Entrenar en temporada de frío no es solo una cuestión de disciplina física, sino de fuerza mental. El cuerpo está programado para conservar energía y buscar calor, y paradójicamente, el ejercicio es una de las formas más eficaces de generarlo. Entonces ¿cómo animarte a hacer ejercicio aunque haga mucho frío?
El frío no es tu enemigo
La clave no es obligarte a que hagas ejercicio como un soldado, más bien a aprender a ponerte las cosas fáciles. Primero, un dato importante: el frío, en sí mismo, no es peligroso para entrenar si tomas precauciones básicas; de hecho, tiene ventajas claras.

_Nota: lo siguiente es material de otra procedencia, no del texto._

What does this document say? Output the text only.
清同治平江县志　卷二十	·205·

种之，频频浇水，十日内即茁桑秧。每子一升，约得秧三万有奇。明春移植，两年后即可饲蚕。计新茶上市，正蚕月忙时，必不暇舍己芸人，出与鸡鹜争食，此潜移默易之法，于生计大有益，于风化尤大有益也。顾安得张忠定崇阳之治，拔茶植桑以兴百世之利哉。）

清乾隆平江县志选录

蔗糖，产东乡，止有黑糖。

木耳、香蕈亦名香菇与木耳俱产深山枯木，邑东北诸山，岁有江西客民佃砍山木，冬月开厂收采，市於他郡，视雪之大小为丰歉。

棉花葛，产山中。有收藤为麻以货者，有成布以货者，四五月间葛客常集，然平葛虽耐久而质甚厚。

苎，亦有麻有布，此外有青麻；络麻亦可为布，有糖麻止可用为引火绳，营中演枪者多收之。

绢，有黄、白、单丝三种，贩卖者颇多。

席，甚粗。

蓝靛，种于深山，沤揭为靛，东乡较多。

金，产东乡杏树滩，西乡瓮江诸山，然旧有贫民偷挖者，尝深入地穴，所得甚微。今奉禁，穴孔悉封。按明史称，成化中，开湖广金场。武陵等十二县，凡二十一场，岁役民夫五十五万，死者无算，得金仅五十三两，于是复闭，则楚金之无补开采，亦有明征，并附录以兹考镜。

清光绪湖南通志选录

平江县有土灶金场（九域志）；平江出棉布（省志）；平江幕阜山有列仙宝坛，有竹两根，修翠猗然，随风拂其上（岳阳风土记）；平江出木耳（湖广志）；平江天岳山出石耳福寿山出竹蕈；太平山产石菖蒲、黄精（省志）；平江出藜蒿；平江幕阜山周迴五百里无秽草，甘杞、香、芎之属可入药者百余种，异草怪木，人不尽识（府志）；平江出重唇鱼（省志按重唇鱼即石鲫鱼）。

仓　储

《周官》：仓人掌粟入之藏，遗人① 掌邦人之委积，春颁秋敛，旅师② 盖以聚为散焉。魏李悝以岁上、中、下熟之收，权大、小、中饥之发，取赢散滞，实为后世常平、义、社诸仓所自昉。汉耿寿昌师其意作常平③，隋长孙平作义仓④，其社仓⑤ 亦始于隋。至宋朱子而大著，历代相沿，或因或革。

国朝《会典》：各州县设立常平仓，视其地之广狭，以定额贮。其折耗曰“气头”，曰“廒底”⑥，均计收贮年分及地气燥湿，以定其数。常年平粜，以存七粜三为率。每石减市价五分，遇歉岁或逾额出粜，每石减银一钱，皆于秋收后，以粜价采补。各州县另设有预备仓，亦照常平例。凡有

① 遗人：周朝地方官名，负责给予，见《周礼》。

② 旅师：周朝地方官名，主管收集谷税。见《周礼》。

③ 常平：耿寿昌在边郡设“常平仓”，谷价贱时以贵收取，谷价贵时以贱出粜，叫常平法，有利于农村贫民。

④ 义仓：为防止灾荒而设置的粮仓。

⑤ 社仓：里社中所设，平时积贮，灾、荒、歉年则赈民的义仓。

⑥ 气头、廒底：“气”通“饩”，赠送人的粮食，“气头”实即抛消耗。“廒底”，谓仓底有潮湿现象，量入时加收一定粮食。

El cuerpo trabaja más para mantenerse caliente, lo que aumenta ligeramente el gasto energético. Además, muchas personas experimentan mejor rendimiento en climas fríos que en calor extremo, porque el sistema cardiovascular sufre menos estrés térmico.
También hay un beneficio psicológico poderoso: entrenar cuando hace frío fortalece tu identidad y te demuestra que puedes hacer cosas incómodas. Pero no vas a salir motivado todos los días (nadie lo hace), por eso necesitas trucos prácticos.
Reduce la fricción al mínimo
La mayor barrera para salir a hacer ejercicio cuando hace mucho frío es el momento previo. Si tienes que pensar demasiado, es probable que nunca te pares de la cama. Acá tienes un tip valioso: deja la ropa lista desde la noche anterior (calcetines, sudadera, tenis, reloj) en un lugar visible. De esa manera, cuando te levantes, tu única misión será vestirte, no decidir si vas a salir o no.
Empieza con una promesa ridículamente fácil
Dite esto: “Solo voy a hacer 10 minutos. No una hora. No un entrenamiento perfecto. Diez minutos”.
Toma en cuenta que lo más difícil es empezar, pero una vez que el cuerpo entra en movimiento, la temperatura sube, los músculos se activan y la resistencia mental baja. En el 80% de los casos, terminarás haciendo más ejercicio.
Vístete como alguien que sabe lo que está haciendo
El error clásico es abrigarse demasiado. Cuando haces ejercicio, tu temperatura corporal aumenta rápido, entonces, si llevas demasiadas capas, terminarás empapado en sudor, y eso sí puede hacerte sentir miserable.
Lo mejor es que uses una capa base que absorba el sudor, una capa térmica ligera, una capa exterior que bloquee el viento, y no subestimes los accesorios (guantes y gorro pueden ser de mucha ayuda).
Importante recordatorio
El invierno no es la mejor temporada para perseguir tus mejores marcas sino la mejor temporada para construir carácter. No piense en correr más rápido ni levantar más peso sino en convertirte en el tipo de hombre que cumple su palabra, incluso cuando nadie lo está viendo.
Hay algo profundamente estimulante en salir cuando el aire es helado y las calles están vacías. El mundo parece más silencioso. Más tuyo.